10. Une industrie en pleine accélération, avec une concurrence accrue
L’industrie de l’IA connaît une accélération sans précédent. En 2024, près de 90 % des modèles d’IA pertinents ont été produits par des entreprises privées.
La compétition s’intensifie : l’écart de performance entre les modèles phares se réduit considérablement. Le delta entre le premier et le dixième modèle dans les classements de performance est tombé à 5,4 %, ce qui témoigne d’une densité croissante et d’une concurrence féroce au sommet du secteur.
11. Une reconnaissance scientifique majeure pour l’IA
L’année 2024 a marqué une reconnaissance sans précédent de l’IA dans le domaine scientifique.
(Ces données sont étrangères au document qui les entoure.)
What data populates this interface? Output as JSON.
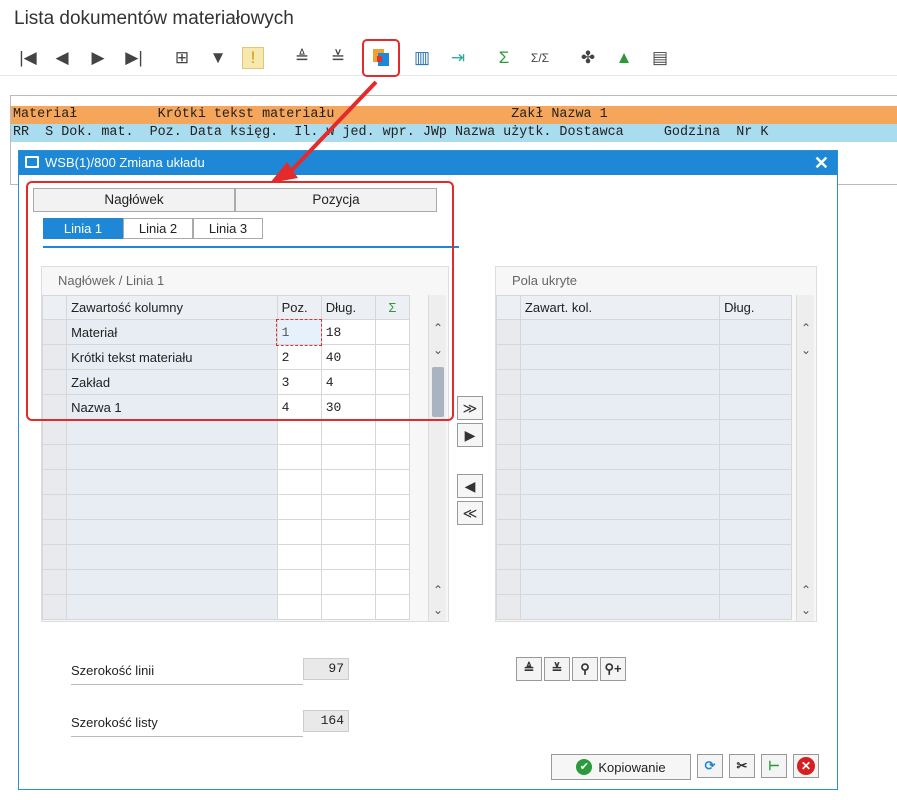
{
  "app": {
    "title": "Lista dokumentów materiałowych"
  },
  "toolbar": {
    "icons": [
      "first-page-icon",
      "prev-page-icon",
      "next-page-icon",
      "last-page-icon",
      "details-icon",
      "filter-icon",
      "note-icon",
      "sort-ascending-icon",
      "sort-descending-icon",
      "change-layout-icon",
      "columns-icon",
      "export-icon",
      "sum-icon",
      "subtotal-icon",
      "puzzle-icon",
      "chart-icon",
      "abacus-icon"
    ],
    "glyphs": [
      "|◀",
      "◀",
      "▶",
      "▶|",
      "⊞",
      "▼",
      "!",
      "≜",
      "≚",
      "▦",
      "▥",
      "⇥",
      "Σ",
      "Σ/Σ",
      "✤",
      "▲",
      "▤"
    ]
  },
  "list": {
    "header_row1": "Materiał          Krótki tekst materiału                      Zakł Nazwa 1",
    "header_row2": "RR  S Dok. mat.  Poz. Data księg.  Il. w jed. wpr. JWp Nazwa użytk. Dostawca     Godzina  Nr K"
  },
  "dialog": {
    "title": "WSB(1)/800 Zmiana układu",
    "tabs": [
      "Nagłówek",
      "Pozycja"
    ],
    "subtabs": [
      "Linia 1",
      "Linia 2",
      "Linia 3"
    ],
    "left_panel": {
      "title": "Nagłówek / Linia 1",
      "columns": [
        "Zawartość kolumny",
        "Poz.",
        "Dług.",
        "Σ"
      ],
      "rows": [
        {
          "name": "Materiał",
          "pos": "1",
          "len": "18"
        },
        {
          "name": "Krótki tekst materiału",
          "pos": "2",
          "len": "40"
        },
        {
          "name": "Zakład",
          "pos": "3",
          "len": "4"
        },
        {
          "name": "Nazwa 1",
          "pos": "4",
          "len": "30"
        }
      ]
    },
    "right_panel": {
      "title": "Pola ukryte",
      "columns": [
        "Zawart. kol.",
        "Dług."
      ]
    },
    "line_width_label": "Szerokość linii",
    "line_width_value": "97",
    "list_width_label": "Szerokość listy",
    "list_width_value": "164",
    "copy_button": "Kopiowanie"
  },
  "colors": {
    "accent": "#1e88d6",
    "highlight": "#e32b2b",
    "header_orange": "#f6a65a",
    "header_blue": "#a9dcef"
  }
}
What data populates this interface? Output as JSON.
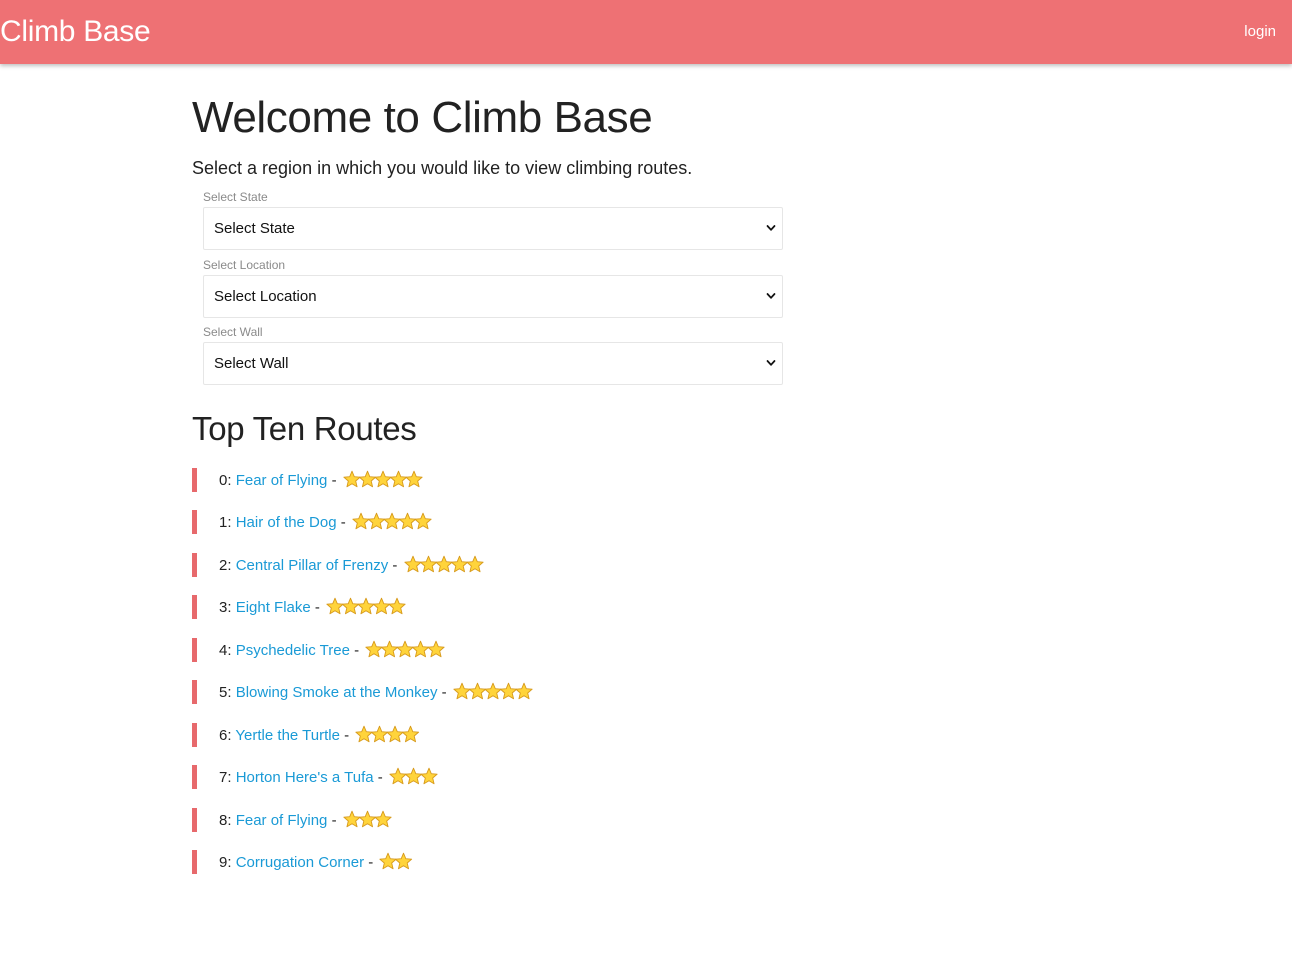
{
  "header": {
    "brand": "Climb Base",
    "login_label": "login"
  },
  "main": {
    "title": "Welcome to Climb Base",
    "intro": "Select a region in which you would like to view climbing routes.",
    "filters": [
      {
        "label": "Select State",
        "value": "Select State"
      },
      {
        "label": "Select Location",
        "value": "Select Location"
      },
      {
        "label": "Select Wall",
        "value": "Select Wall"
      }
    ],
    "top_routes_title": "Top Ten Routes",
    "routes": [
      {
        "prefix": "0:",
        "name": "Fear of Flying",
        "sep": "-",
        "stars": 5
      },
      {
        "prefix": "1:",
        "name": "Hair of the Dog",
        "sep": "-",
        "stars": 5
      },
      {
        "prefix": "2:",
        "name": "Central Pillar of Frenzy",
        "sep": "-",
        "stars": 5
      },
      {
        "prefix": "3:",
        "name": "Eight Flake",
        "sep": "-",
        "stars": 5
      },
      {
        "prefix": "4:",
        "name": "Psychedelic Tree",
        "sep": "-",
        "stars": 5
      },
      {
        "prefix": "5:",
        "name": "Blowing Smoke at the Monkey",
        "sep": "-",
        "stars": 5
      },
      {
        "prefix": "6:",
        "name": "Yertle the Turtle",
        "sep": "-",
        "stars": 4
      },
      {
        "prefix": "7:",
        "name": "Horton Here's a Tufa",
        "sep": "-",
        "stars": 3
      },
      {
        "prefix": "8:",
        "name": "Fear of Flying",
        "sep": "-",
        "stars": 3
      },
      {
        "prefix": "9:",
        "name": "Corrugation Corner",
        "sep": "-",
        "stars": 2
      }
    ]
  },
  "colors": {
    "navbar": "#ee7174",
    "accent_bar": "#e7696c",
    "link": "#1a9ad6",
    "star_fill": "#ffd43b"
  },
  "icons": {
    "rating": "star-icon",
    "dropdown": "chevron-down-icon"
  }
}
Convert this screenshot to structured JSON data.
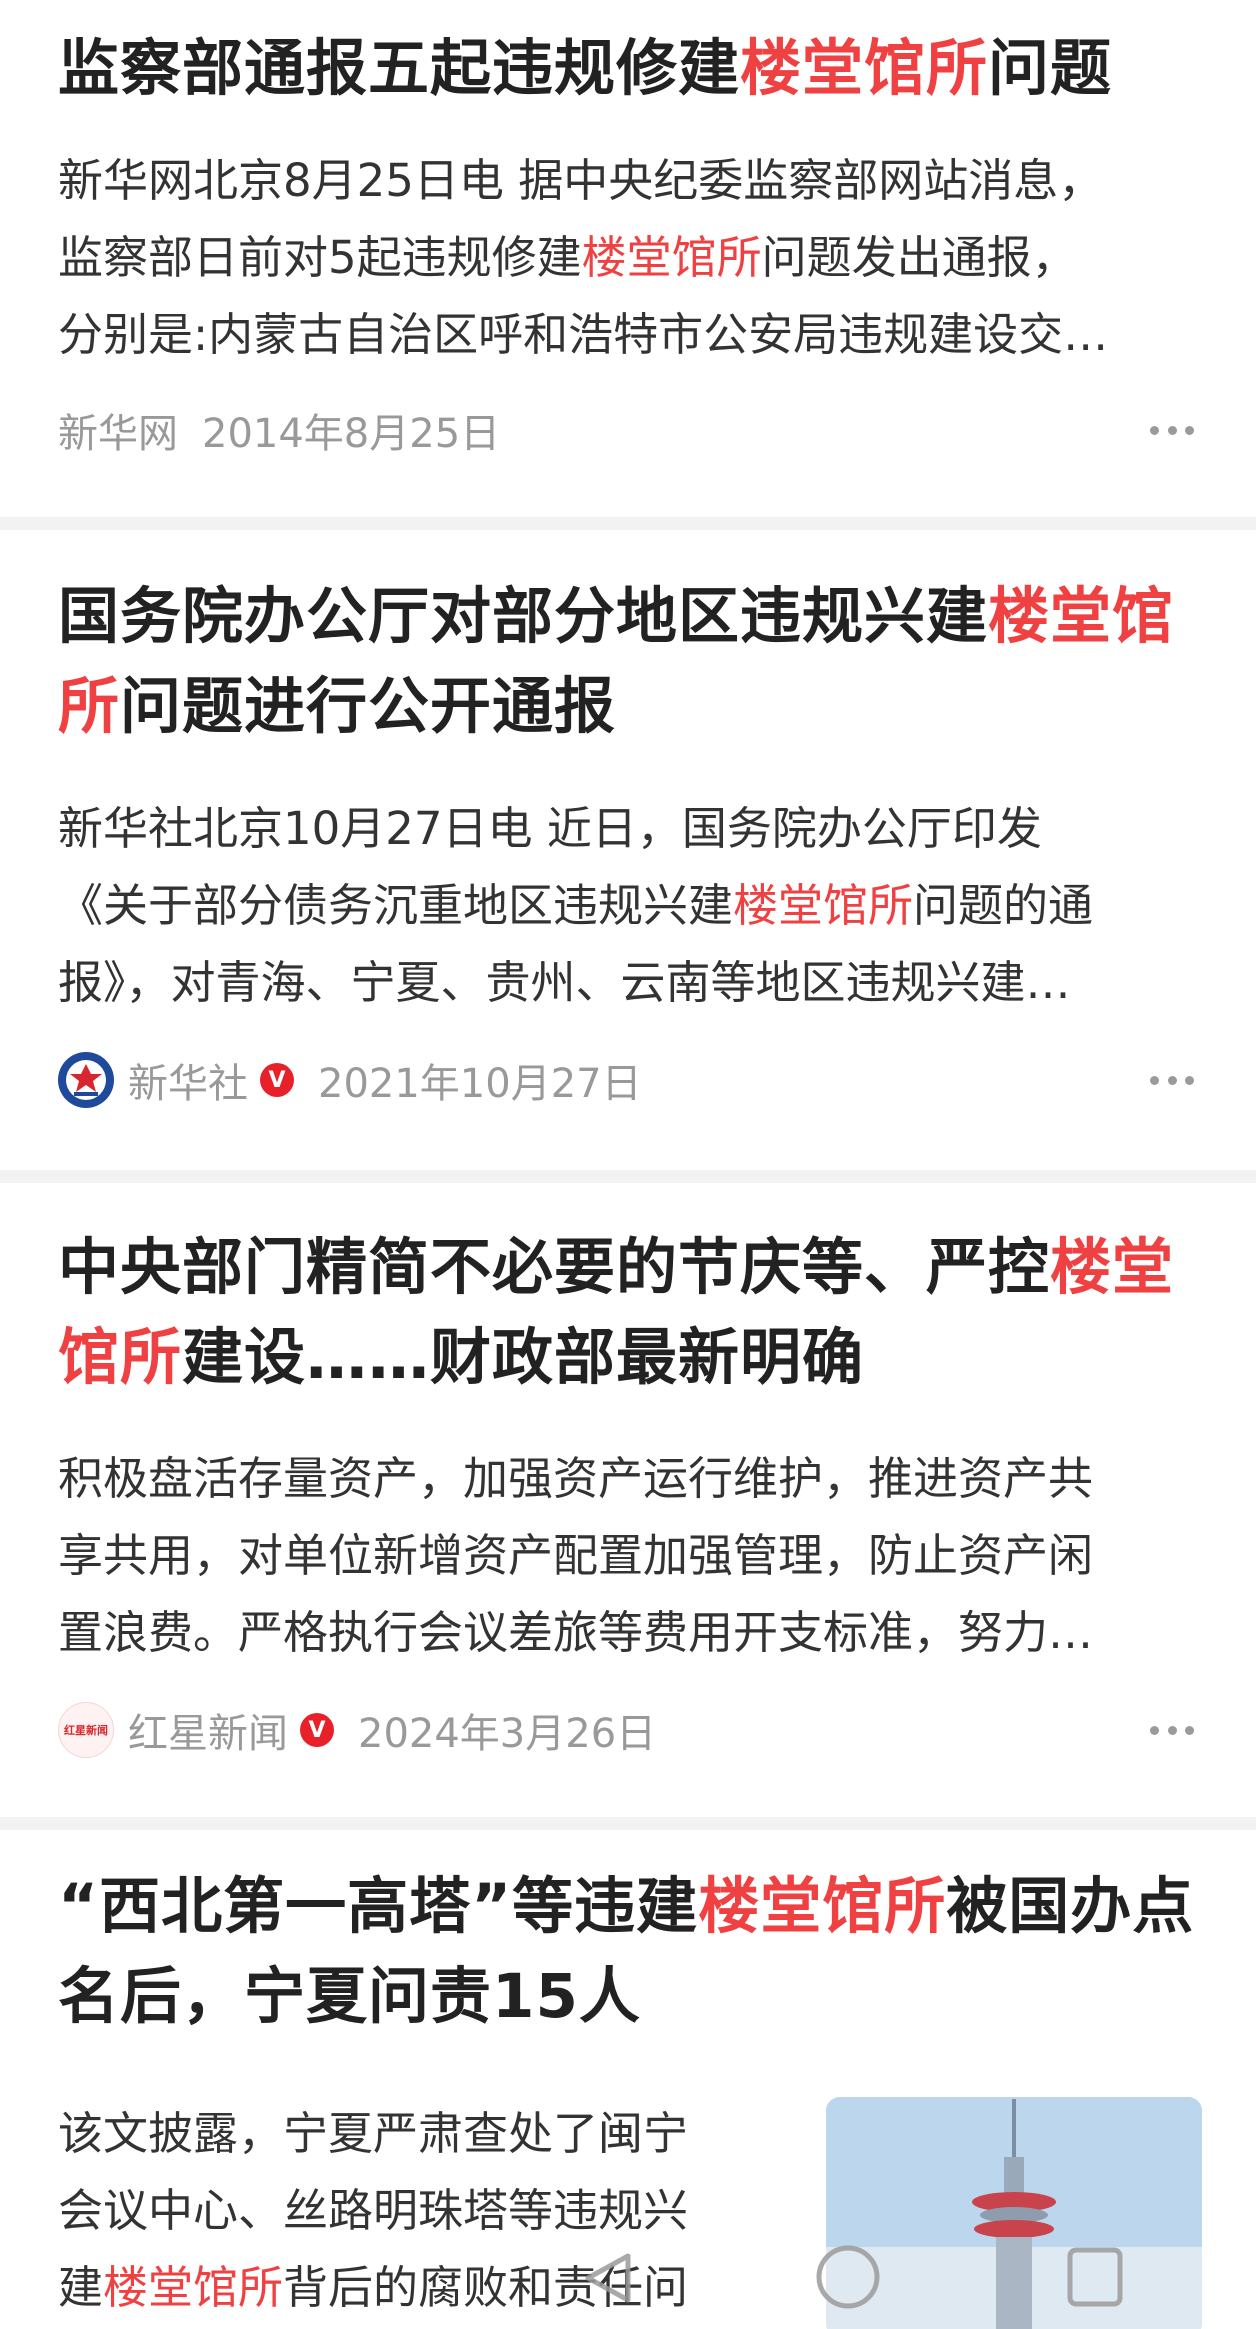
{
  "articles": [
    {
      "title_lines": [
        [
          {
            "t": "监察部通报五起违规修建",
            "h": false
          },
          {
            "t": "楼堂馆所",
            "h": true
          },
          {
            "t": "问题",
            "h": false
          }
        ]
      ],
      "abstract_lines": [
        [
          {
            "t": "新华网北京8月25日电 据中央纪委监察部网站消息，",
            "h": false
          }
        ],
        [
          {
            "t": "监察部日前对5起违规修建",
            "h": false
          },
          {
            "t": "楼堂馆所",
            "h": true
          },
          {
            "t": "问题发出通报，",
            "h": false
          }
        ],
        [
          {
            "t": "分别是:内蒙古自治区呼和浩特市公安局违规建设交…",
            "h": false
          }
        ]
      ],
      "source": "新华网",
      "verified": false,
      "date": "2014年8月25日"
    },
    {
      "title_lines": [
        [
          {
            "t": "国务院办公厅对部分地区违规兴建",
            "h": false
          },
          {
            "t": "楼堂馆",
            "h": true
          }
        ],
        [
          {
            "t": "所",
            "h": true
          },
          {
            "t": "问题进行公开通报",
            "h": false
          }
        ]
      ],
      "abstract_lines": [
        [
          {
            "t": "新华社北京10月27日电 近日，国务院办公厅印发",
            "h": false
          }
        ],
        [
          {
            "t": "《关于部分债务沉重地区违规兴建",
            "h": false
          },
          {
            "t": "楼堂馆所",
            "h": true
          },
          {
            "t": "问题的通",
            "h": false
          }
        ],
        [
          {
            "t": "报》，对青海、宁夏、贵州、云南等地区违规兴建…",
            "h": false
          }
        ]
      ],
      "source": "新华社",
      "verified": true,
      "date": "2021年10月27日"
    },
    {
      "title_lines": [
        [
          {
            "t": "中央部门精简不必要的节庆等、严控",
            "h": false
          },
          {
            "t": "楼堂",
            "h": true
          }
        ],
        [
          {
            "t": "馆所",
            "h": true
          },
          {
            "t": "建设……财政部最新明确",
            "h": false
          }
        ]
      ],
      "abstract_lines": [
        [
          {
            "t": "积极盘活存量资产，加强资产运行维护，推进资产共",
            "h": false
          }
        ],
        [
          {
            "t": "享共用，对单位新增资产配置加强管理，防止资产闲",
            "h": false
          }
        ],
        [
          {
            "t": "置浪费。严格执行会议差旅等费用开支标准，努力…",
            "h": false
          }
        ]
      ],
      "source": "红星新闻",
      "source_logo_text": "红星新闻",
      "verified": true,
      "date": "2024年3月26日"
    },
    {
      "title_lines": [
        [
          {
            "t": "“西北第一高塔”等违建",
            "h": false
          },
          {
            "t": "楼堂馆所",
            "h": true
          },
          {
            "t": "被国办点",
            "h": false
          }
        ],
        [
          {
            "t": "名后，宁夏问责15人",
            "h": false
          }
        ]
      ],
      "abstract_lines": [
        [
          {
            "t": "该文披露，宁夏严肃查处了闽宁",
            "h": false
          }
        ],
        [
          {
            "t": "会议中心、丝路明珠塔等违规兴",
            "h": false
          }
        ],
        [
          {
            "t": "建",
            "h": false
          },
          {
            "t": "楼堂馆所",
            "h": true
          },
          {
            "t": "背后的腐败和责任问",
            "h": false
          }
        ]
      ]
    }
  ],
  "verified_badge": "V",
  "colors": {
    "highlight": "#f04142",
    "meta": "#999999",
    "separator": "#f2f2f2"
  },
  "icons": {
    "more": "more-dots-icon",
    "nav_back": "back-triangle-icon",
    "nav_home": "home-circle-icon",
    "nav_recent": "recent-square-icon"
  }
}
Deux prix Nobel ont été décernés pour des contributions liées à l’intelligence artificielle :
- En chimie, pour AlphaFold, un système développé par DeepMind capable de prédire avec une grande précision la structure tridimensionnelle des protéines à partir de leur séquence d’acides aminés ;
- En physique, pour les avancées dans les réseaux de neurones.
Le prix Turing, considéré comme le Nobel de l’informatique, a quant à lui été attribué aux pionniers de l’apprentissage par renforcement, soulignant l’importance centrale de l’IA dans la recherche scientifique contemporaine.
12. Le raisonnement complexe reste un défi majeur
Malgré l’ajout de mécanismes comme le raisonnement en chaîne de pensée, les grands modèles de langage (LLM) continuent de rencontrer des difficultés dans les tâches nécessitant de la logique, de la planification ou de la généralisation dans des contextes complexes.
Ces lacunes limitent leur fiabilité dans des domaines critiques tels que la médecine (à l’exception de certaines tâches spécifiques comme la reconnaissance d’images diagnostiques), la finance ou la justice.
Pour mieux comprendre les capacités réelles de l’IA et déterminer les domaines où un contrôle humain élevé reste indispensable, il est utile de consulter les réflexions d’Ethan Mollick, co-directeur du laboratoire d’IA générative de l’Université de Wharton et expert reconnu dans le domaine.
Conclusion : un optimisme croissant, mais une confiance encore fragile
Le rapport AI Index 2025 dresse le portrait d’un domaine en pleine expansion, aux implications profondes sur la société, l’économie et la politique mondiale.
Les avancées techniques, la démocratisation des outils et l’impact sur la science sont prometteurs. Mais les défis liés à la confiance, à l’éthique, à l’environnement et aux biais restent majeurs.
Comme le rappellent Yolanda Gil et Raymond Perrault, co-directeurs du rapport : « La confiance reste un défi majeur ». Espérons que l’édition 2026 apportera des réponses concrètes à ces enjeux.